WHAT’S THE STORY?
TODAY is the 40th anniversary of the world premiere of the film Life of Brian, the Monty Python team’s very irreverent take on religion which shocked many people when it was first released but is now accepted as a classic of British cinema.
It has regularly been voted Britain’s funniest film and in 2000 the readers of Total Film magazine voted it as the funniest film ever made anywhere, an accolade which Channel 4 repeated in 2006.
WHY NEW YORK?
IT should be noted that after the success of Monty Python and the Holy Grail, the Python team of Graham Chapman, John Cleese, Terry Gilliam, Eric Idle, Terry Jones and Michael Palin deliberately set out to use humour to mock religiosity and blind faith.
In 1976, however, Mary Whitehouse – the self-proclaimed campaigner against the permissive society – brought a prosecution against the publishers of Gay News and its editor Denis Lemon over their printing of a poem by James Kirkup that depicted a Roman centurion having sex with Jesus Christ.
Gay News Ltd and Lemon were found guilty of blasphemous libel and fined, with the judge telling the editor that he nearly jailed him. The appeal was dismissed in 1978 and again in 1979 meaning that anyone whose work was found blasphemous could be sent to prison.
Fearing criminal action, the Monty Python team decided to have the premiere in New York as it did not have any blasphemy laws. It opened in five cinemas, the biggest being Cinema 1 in New York.
On August 17 the film opened to good reviews and massive protests by Christians, mostly, but also by Muslims and Jews, none of whom could possibly have seen the film.
This was to be a recurring theme over the next few months – vehement protests and condemnations by people who had not seen the movie.
Religious leaders in the USA queued up to blast the film which only ended up making it even more popular – John Cleese would later say to the critics “thanks for making me rich”.

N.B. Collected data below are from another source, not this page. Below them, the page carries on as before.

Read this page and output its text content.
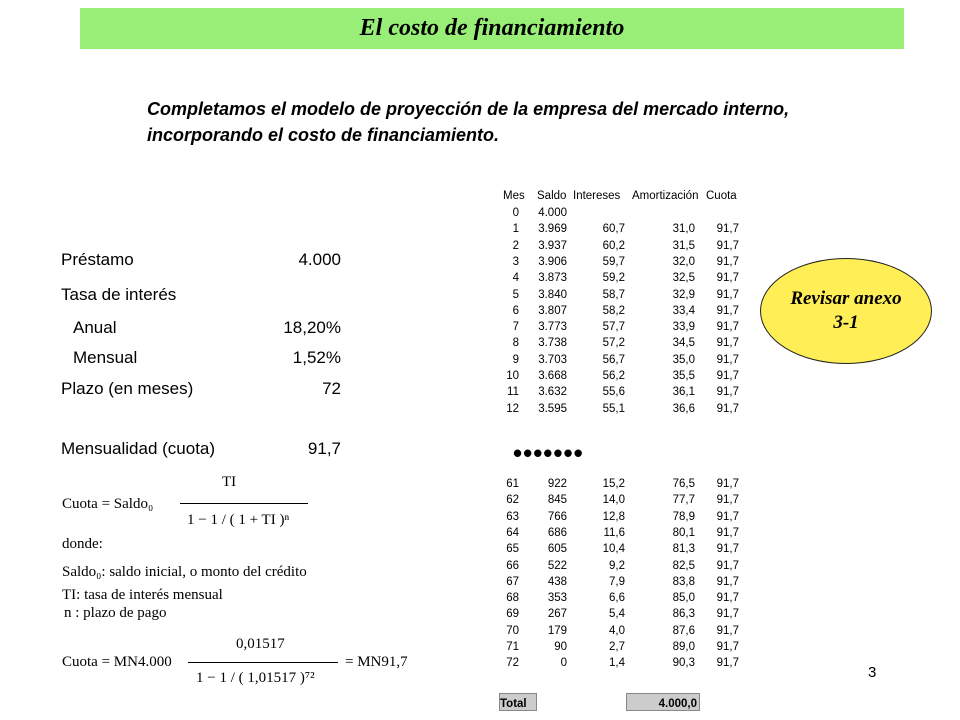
El costo de financiamiento
Completamos el modelo de proyección de la empresa del mercado interno, incorporando el costo de financiamiento.
Préstamo	4.000
Tasa de interés
Anual	18,20%
Mensual	1,52%
Plazo (en meses)	72
Mensualidad (cuota)	91,7
TI
Cuota = Saldo₀
1 − 1 / ( 1 + TI )ⁿ
donde:
Saldo₀: saldo inicial, o monto del crédito
TI: tasa de interés mensual
n : plazo de pago
0,01517
Cuota = MN4.000	= MN91,7
1 − 1 / ( 1,01517 )⁷²
Mes Saldo Intereses Amortización Cuota
0 4.000
1 3.969	60,7	31,0 91,7
2 3.937	60,2	31,5 91,7
3 3.906	59,7	32,0 91,7
4 3.873	59,2	32,5 91,7
5 3.840	58,7	32,9 91,7
6 3.807	58,2	33,4 91,7
7 3.773	57,7	33,9 91,7
8 3.738	57,2	34,5 91,7
9 3.703	56,7	35,0 91,7
10 3.668	56,2	35,5 91,7
11 3.632	55,6	36,1 91,7
12 3.595	55,1	36,6 91,7
61	922	15,2	76,5 91,7
62	845	14,0	77,7 91,7
63	766	12,8	78,9 91,7
64	686	11,6	80,1 91,7
65	605	10,4	81,3 91,7
66	522	9,2	82,5 91,7
67	438	7,9	83,8 91,7
68	353	6,6	85,0 91,7
69	267	5,4	86,3 91,7
70	179	4,0	87,6 91,7
71	90	2,7	89,0 91,7
72	0	1,4	90,3 91,7
•••••••
Total	4.000,0
Revisar anexo 3-1
3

At Cinema 1, it broke box-office records and ended up being the highest-grossing British film of the year in the USA.
WAS IT BLASPHEMOUS?
FOR those who haven’t seen it, the joke was that the “life” of the title was that of a Jewish lad, Brian Cohen, who just happened to be born on the same day, and next door to, Jesus Christ. He is subsequently mistaken for The Messiah and perhaps the film’s best known line shows why it was not blasphemous.
Terry Jones, who directed the film, also played Brian’s mother. Exasperated by the crowds following him she bellows: “He’s not the Messiah, he’s a very naughty boy!”
Had the Pythons depicted Jesus Christ as the main character, they could have faced blasphemy charges. But they were very careful not to involve any direct disrespect of Jesus - Brian got it all.
WHY ALL THE FUSS?
THOUGH there are not even any blasphemy laws in the UK any more, back then it was still possible for councils to change a film’s certificate or ban a film altogether on various criteria – too much sex and violence, or suspicion of blasphemy. Britain’s film censors only gave the film an AA certificate, the equivalent of a 15 certificate now, which infuriated Mary Whitehouse and church leaders who had demanded that it should get an X.
We can look back now and laugh at the antics of local councillors up and down the UK, some of whom were alarmed at the reports of protests coming from the USA and banned it on public safety grounds, though some of the 39 councils which banned it across Britain did so as they accused the Pythons of blasphemy.
Glasgow District Council banned it, and its successor body, the City of Glasgow Council was the last authority in the UK to lift the ban some 29 years on.
IF IT WAS ALWAYS GOING TO BE SO CONTROVERSIAL, HOW DID IT GET MADE?
THAT’S the miracle, if you’ll pardon the word, of Life of Brian. EMI were committed to financing the film but two days before the cast and crew moved to Tunisia for the main shoot, EMI chief Bernard Delfont pulled the plug after somebody in the organisation read the final script.
At the last minute, in stepped George Harrison, the former Beatle, who put up $4 million of his own money. He said he owed the Pythons because their antics had kept him sane during The Beatles’ break-up.
His substantial profits, helped along by all the controversy, went towards financing HandMade films, makers of The Long Good Friday, Mona Lisa, Time Bandits and other British films of the 1980s.